Stories : The Path Of Destinies is a game that is reminiscent of those classic choose your own adventure books. You know the ones I’m talking about, where you had to choose from a number of options available to you and head to the marked page to continue your journey and see the outcome of your decision. Of course, if you didn’t like that option you might just turn back, but that’s not possible in Stories: The Path Of Destinies. You can’t undo you choices here, but they are just part of Reynardo’s quest to defeat the evil emperor.
There are 25 completely different paths that players can take within Stories, though only the hero’s path is considered to be the true ending of the game. With such width and choice afforded to you, it’s understandable that you can reach an ending within 40 minutes, though the hero’s path remains locked unless you find the four truths. If you make the correct decisions early then you’ll be able to find the truths within the first six playthroughs, with a little guidance from the game. However, while these four truths are needed, the other paths help to flesh out the characters and their motivations.
Reynardo is the hero of this tale and the character players control, but depending on your decisions he may go down paths that cross the line. The stories are told by a single narrator who describes the events and voices the characters, making the game feel more like an interactive novel. It feels like you are being read to at story time, with the book open on the narrator’s lap. It’s all done in such a way that draws you in nicely, but there does come a point where the same lines are repeated because of the nature of Stories’ design.
Stories’ graphics are similarly imaginative, with bright colours and varying environments from a small abandoned village to flying ships. The general art direction feels like a cross between a cartoon and an animated movie, though the character designs can appear a bit flat at times. The movement is smooth for the most part, but there were a couple of areas where there was some minor stuttering, while the game’s load times can be a bit on the long side too, halting the pace of the game.
Though the narrated story is naturally the hook to draw you in, Stories: The Path Of Destinies features a frantic combat system, which takes inspiration and lessons from the Arkham games. In these battles, Reynardo faces a number of enemies and moves from one to another with some grace. Enemies will attack you when given the opportunity, but you’ll receive a warning as they swing for you, allowing you to counter and cut them down. You always need to be alert, just in case there’s an enemy looking to come at you.
There are different types of opposing fighters from regular grunts, shield bearers, and warlocks that can cast fire or buff other fighters. A bit of tactical thought comes into play later on, as the different enemy types face you together. However, the game can get to be repetitive across multiple plays through, where the encounters are the same in each area.
Reynardo earns experience and skill points from these tussles, but can only spend these on upgraded moves, health or speed if you get to an altar. He also has access to four different swords with different abilities, which range from healing to setting enemies on fire.

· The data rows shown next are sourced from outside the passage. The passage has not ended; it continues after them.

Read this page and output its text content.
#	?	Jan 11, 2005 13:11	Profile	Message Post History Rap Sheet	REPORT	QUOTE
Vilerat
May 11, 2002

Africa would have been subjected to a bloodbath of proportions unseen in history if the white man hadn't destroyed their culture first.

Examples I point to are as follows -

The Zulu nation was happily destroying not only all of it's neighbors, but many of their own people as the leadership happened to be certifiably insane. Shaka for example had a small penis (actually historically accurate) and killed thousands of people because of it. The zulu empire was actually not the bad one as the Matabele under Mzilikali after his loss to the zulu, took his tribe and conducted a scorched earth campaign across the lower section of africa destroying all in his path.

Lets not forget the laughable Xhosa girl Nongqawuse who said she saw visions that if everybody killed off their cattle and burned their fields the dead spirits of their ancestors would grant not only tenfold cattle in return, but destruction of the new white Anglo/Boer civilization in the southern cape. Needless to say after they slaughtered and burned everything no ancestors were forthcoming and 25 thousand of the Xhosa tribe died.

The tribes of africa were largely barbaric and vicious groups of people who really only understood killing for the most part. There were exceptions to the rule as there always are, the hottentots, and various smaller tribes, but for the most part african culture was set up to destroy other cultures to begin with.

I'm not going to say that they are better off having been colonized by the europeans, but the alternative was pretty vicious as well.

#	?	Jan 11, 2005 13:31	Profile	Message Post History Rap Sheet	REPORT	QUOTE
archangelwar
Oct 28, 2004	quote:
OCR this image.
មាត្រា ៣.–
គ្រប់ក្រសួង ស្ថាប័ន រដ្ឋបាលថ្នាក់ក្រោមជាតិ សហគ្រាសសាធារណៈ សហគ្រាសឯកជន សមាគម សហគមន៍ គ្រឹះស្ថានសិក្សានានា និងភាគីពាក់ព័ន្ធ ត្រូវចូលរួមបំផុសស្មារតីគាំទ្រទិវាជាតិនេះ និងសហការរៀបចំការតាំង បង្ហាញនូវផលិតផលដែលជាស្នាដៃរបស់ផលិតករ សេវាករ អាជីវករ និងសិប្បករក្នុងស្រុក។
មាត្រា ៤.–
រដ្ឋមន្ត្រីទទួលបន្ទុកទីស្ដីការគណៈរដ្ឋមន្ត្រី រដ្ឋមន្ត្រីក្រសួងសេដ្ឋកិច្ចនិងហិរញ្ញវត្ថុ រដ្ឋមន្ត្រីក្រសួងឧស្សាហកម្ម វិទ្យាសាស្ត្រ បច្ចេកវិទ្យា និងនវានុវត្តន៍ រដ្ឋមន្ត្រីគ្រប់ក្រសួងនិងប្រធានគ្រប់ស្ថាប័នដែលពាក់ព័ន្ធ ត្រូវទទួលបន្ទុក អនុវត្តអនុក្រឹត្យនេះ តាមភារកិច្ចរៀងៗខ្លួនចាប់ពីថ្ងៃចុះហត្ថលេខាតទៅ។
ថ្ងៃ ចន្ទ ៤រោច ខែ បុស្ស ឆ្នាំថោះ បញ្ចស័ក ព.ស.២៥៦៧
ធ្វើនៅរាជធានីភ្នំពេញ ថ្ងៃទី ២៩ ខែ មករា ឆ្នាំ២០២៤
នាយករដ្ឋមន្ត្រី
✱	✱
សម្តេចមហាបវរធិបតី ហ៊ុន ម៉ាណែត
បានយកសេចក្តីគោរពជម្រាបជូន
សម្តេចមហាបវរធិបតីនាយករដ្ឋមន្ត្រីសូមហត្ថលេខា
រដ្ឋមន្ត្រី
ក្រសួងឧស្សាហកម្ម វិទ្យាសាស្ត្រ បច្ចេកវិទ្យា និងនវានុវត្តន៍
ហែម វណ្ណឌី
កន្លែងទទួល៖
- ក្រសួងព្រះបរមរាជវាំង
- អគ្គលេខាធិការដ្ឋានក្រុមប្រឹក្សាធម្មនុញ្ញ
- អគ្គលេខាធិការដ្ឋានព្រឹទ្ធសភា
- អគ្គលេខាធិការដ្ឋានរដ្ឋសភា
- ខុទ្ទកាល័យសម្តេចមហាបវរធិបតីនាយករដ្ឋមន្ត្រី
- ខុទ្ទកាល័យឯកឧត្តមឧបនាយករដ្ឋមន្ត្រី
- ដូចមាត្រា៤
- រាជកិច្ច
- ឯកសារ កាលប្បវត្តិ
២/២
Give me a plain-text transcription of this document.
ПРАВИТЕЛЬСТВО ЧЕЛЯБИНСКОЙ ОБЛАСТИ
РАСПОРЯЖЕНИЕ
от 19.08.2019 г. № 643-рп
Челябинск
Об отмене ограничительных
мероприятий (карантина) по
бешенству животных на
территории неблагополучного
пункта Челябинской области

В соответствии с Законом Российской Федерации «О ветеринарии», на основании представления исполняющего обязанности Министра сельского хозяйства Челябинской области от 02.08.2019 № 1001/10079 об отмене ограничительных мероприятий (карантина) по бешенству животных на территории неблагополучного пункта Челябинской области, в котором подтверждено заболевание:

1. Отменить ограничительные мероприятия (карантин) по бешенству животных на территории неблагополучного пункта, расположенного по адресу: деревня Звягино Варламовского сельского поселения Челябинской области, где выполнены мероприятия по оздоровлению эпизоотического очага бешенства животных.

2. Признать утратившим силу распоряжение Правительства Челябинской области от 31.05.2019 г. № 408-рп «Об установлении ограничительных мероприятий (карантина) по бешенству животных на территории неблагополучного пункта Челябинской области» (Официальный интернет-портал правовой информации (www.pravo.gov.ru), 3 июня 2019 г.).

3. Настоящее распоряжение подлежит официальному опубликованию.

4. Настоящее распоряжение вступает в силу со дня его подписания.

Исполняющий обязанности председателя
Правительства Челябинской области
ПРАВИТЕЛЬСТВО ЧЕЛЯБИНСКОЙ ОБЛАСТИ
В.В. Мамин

Only one sword is unlocked at the very start, with the others requiring element essence and ore.
The essence and ore can be found in the treasures chests that are dotted around each level, and they replenish through each story path. When you have enough of the resources you’ll need to find a workbench to unlock and upgrade the swords. The four swords aren’t just weapons but also act as keys. In each area there are doors that can only be opened by the right sword, and they lead to bigger treasure chests that hold gems that give Reynardo boosts, like being able to cause more damage or move faster.
Stories: The Path Of Destinies is a charming and colourful game that is well presented with good narration. The number of paths that can be taken allow for a lot of replayability, and there’s some well crafted combat. However, there comes a point where the game does become repetitive, which can make drumming up motivation to unlock all the stories tough. Even so, Stories: The Path Of Destinies is worth going through a few times, even if you don’t want to go through all 25 paths.